Cisco Systems Inc. today announced a family of data center switches that enable services to be embedded directly into the switching layer, beginning with security services.
Cisco’s Nexus 9300 Series Smart Switches (pictured) combine the company’s Silicon One E100 network processors and programmable data processing units from Advanced Micro Devices Inc. The switch functions as a high-capacity, multifunctional service-hosting device. Cisco said they’re an attempt to simplify data center infrastructure design as organizations increasingly adopt artificial intelligence applications, which may run at the center or edge of the network.
Traditional data center architectures require a specific device for each new service, creating complexity. In addition, security policies must be configured for each new service or workload.
In contrast, the Nexus Smart Switches embed services directly into the data center fabric. They include two processing engines: a Cisco Silicon One network processor for data transfer and a network services sidecar for security processing. Traffic is intelligently steered between the two engines for optimal performance.
“The security services run on top of the DPU, and Silicon One provides smart routing,” said Murali Gandluru, vice president of product management and data center networking at Cisco. “This value proposition is unique because it can intelligently forward traffic that needs to be forwarded and traffic that doesn’t need forwarding goes to DPU.”
Security first
The first embedded service to be offered is Cisco Hypershield, an artificial intelligence-based native security system that embeds protection across applications and servers in both public and private cloud environments. It employs extended Berkeley Packet Filter, a Linux kernel feature that makes it possible to run sandbox programs within the kernel. DPUs provide distributed security, enabling features such as autonomous segmentation, real-time exploit protection and continuous updates.
Hypershield embedded in the switching layer reduces the number of appliances and allows data center operators to create a “micro perimeter” around each service that makes up a workload, Cisco said.

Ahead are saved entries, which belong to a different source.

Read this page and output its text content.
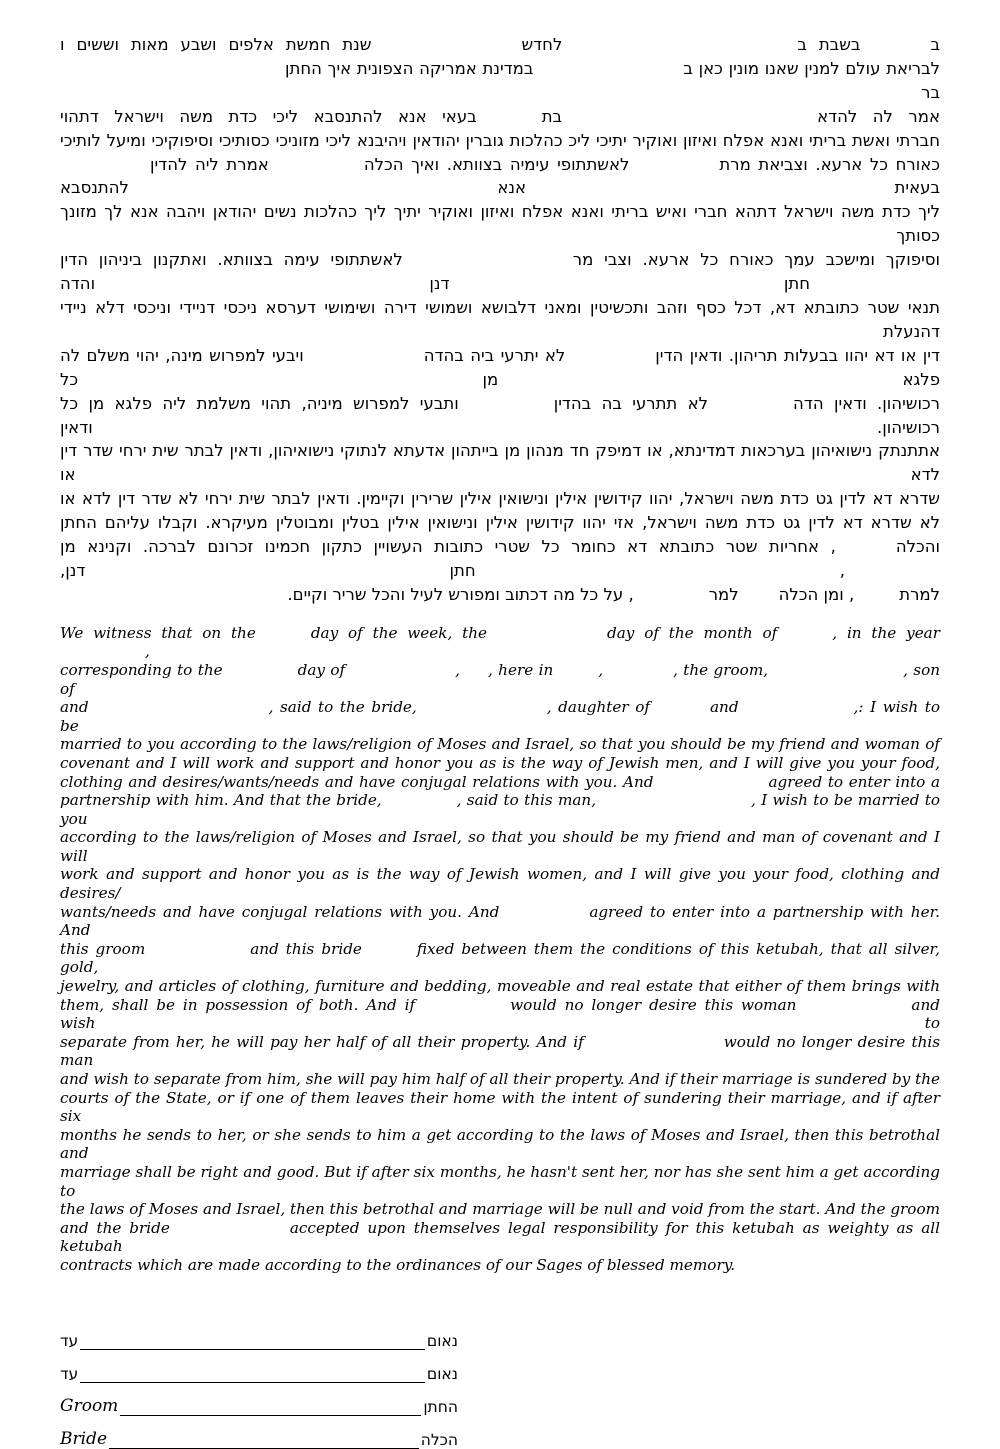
בבשבת בלחדששנת חמשת אלפים ושבע מאות וששים ו
לבריאת עולם למנין שאנו מונין כאן בבמדינת אמריקה הצפונית איך החתןבר
אמר לה להדאבתבעאי אנא להתנסבא ליכי כדת משה וישראל דתהוי
חברתי ואשת בריתי ואנא אפלח ואיזון ואוקיר יתיכי ליכ כהלכות גוברין יהודאין ויהיבנא ליכי מזוניכי כסותיכי וסיפוקיכי ומיעל לותיכי
כאורח כל ארעא. וצביאת מרתלאשתתופי עימיה בצוותא. ואיך הכלהאמרת ליה להדיןבעאית אנא להתנסבא
ליך כדת משה וישראל דתהא חברי ואיש בריתי ואנא אפלח ואיזון ואוקיר יתיך ליך כהלכות נשים יהודאן ויהבה אנא לך מזונך כסותך
וסיפוקך ומישכב עמך כאורח כל ארעא. וצבי מרלאשתתופי עימה בצוותא. ואתקנון ביניהון הדיןחתן דנן והדה
תנאי שטר כתובתא דא, דכל כסף וזהב ותכשיטין ומאני דלבושא ושמושי דירה ושימושי דערסא ניכסי דניידי וניכסי דלא ניידי דהנעלת
דין או דא יהוו בבעלות תריהון. ודאין הדיןלא יתרעי ביה בהדהויבעי למפרוש מינה, יהוי משלם לה פלגא מן כל
רכושיהון. ודאין הדהלא תתרעי בה בהדיןותבעי למפרוש מיניה, תהוי משלמת ליה פלגא מן כל רכושיהון. ודאין
אתתנתק נישואיהון בערכאות דמדינתא, או דמיפק חד מנהון מן בייתהון אדעתא לנתוקי נישואיהון, ודאין לבתר שית ירחי שדר דין לדא או
שדרא דא לדין גט כדת משה וישראל, יהוו קידושין אילין ונישואין אילין שרירין וקיימין. ודאין לבתר שית ירחי לא שדר דין לדא או
לא שדרא דא לדין גט כדת משה וישראל, אזי יהוו קידושין אילין ונישואין אילין בטלין ומבוטלין מעיקרא. וקבלו עליהם החתן
והכלה, אחריות שטר כתובתא דא כחומר כל שטרי כתובות העשויין כתקון חכמינו זכרונם לברכה. וקנינא מן, חתן דנן,
למרת, ומן הכלהלמר, על כל מה דכתוב ומפורש לעיל והכל שריר וקיים.
We witness that on the	day of the week, the	day of the month of	, in the year,
corresponding to the	day of	, , here in	,	, the groom,	, son of
and	, said to the bride,	, daughter of	and	,: I wish to be
married to you according to the laws/religion of Moses and Israel, so that you should be my friend and woman of
covenant and I will work and support and honor you as is the way of Jewish men, and I will give you your food,
clothing and desires/wants/needs and have conjugal relations with you. And	agreed to enter into a
partnership with him. And that the bride,	, said to this man,	, I wish to be married to you
according to the laws/religion of Moses and Israel, so that you should be my friend and man of covenant and I will
work and support and honor you as is the way of Jewish women, and I will give you your food, clothing and desires/
wants/needs and have conjugal relations with you. And	agreed to enter into a partnership with her. And
this groom	and this bride	fixed between them the conditions of this ketubah, that all silver, gold,
jewelry, and articles of clothing, furniture and bedding, moveable and real estate that either of them brings with
them, shall be in possession of both. And if	would no longer desire this woman	and wish to
separate from her, he will pay her half of all their property. And if	would no longer desire this man
and wish to separate from him, she will pay him half of all their property. And if their marriage is sundered by the
courts of the State, or if one of them leaves their home with the intent of sundering their marriage, and if after six
months he sends to her, or she sends to him a get according to the laws of Moses and Israel, then this betrothal and
marriage shall be right and good. But if after six months, he hasn't sent her, nor has she sent him a get according to
the laws of Moses and Israel, then this betrothal and marriage will be null and void from the start. And the groom
and the bride	accepted upon themselves legal responsibility for this ketubah as weighty as all ketubah
contracts which are made according to the ordinances of our Sages of blessed memory.
עד	נאום
עד	נאום
Groom	החתן
Bride	הכלה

Updates can be applied automatically to the right enforcement points and organizations can apply self-qualifying policy updates before deployment. Policies are managed by a Cisco Hybrid Mesh Firewall.
Gandluru described Smart Switch as a “top of rack solution,” with a 1u form factor that sits at the top of the server rack and aggregates all communication traffic going in and out of servers. “You have the ability enable security services seamlessly across that whole data center fabric,” he said. “We announced last year the ability for Hypershield to provide policy in the virtual machine, container and bare metal use cases. Now we’re bringing it into the network to drive simplicity from an architecture perspective, efficiency from power and cooling, total cost of ownership and point-to-point visibility.”

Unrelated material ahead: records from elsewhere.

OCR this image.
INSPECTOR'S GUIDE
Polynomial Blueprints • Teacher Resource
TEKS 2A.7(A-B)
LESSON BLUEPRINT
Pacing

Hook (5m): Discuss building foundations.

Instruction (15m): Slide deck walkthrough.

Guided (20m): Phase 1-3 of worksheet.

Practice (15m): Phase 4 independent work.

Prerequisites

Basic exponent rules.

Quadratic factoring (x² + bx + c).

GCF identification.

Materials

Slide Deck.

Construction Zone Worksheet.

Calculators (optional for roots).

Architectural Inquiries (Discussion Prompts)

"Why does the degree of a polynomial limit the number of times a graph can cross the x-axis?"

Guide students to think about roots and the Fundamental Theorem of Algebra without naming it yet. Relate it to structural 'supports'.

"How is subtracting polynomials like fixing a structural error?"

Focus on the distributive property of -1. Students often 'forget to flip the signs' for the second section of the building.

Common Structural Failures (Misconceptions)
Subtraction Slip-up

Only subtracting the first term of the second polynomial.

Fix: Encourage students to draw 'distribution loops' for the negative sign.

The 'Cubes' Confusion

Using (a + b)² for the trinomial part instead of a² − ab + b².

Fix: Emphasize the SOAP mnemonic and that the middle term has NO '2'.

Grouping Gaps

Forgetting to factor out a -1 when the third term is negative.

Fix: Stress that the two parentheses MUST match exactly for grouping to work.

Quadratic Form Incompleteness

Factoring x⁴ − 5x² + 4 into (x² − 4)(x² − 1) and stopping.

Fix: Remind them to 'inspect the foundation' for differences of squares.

Gandluru said Cisco was sensitive to respect the operations that are typical of an enterprise data center. “The sec ops team gets access to the data processing unit and the ability to turn on security services while the network team manages the lifecycle of the switches, so we are fitting into the existing paradigm that operators have,” he said.
Cisco didn’t say what other services you plan to provide on the switches in the future but Gandluru said network address translation is a natural next step. “These will be network-focused use cases,” he said. “We not going to turn them into [graphic processing unit] processors.”
A 24-port 100 gigabits per second model will be available in the spring with 48-port 25G, six-port 400G and two-port 100G models coming in the summer. Pricing wasn’t disclosed.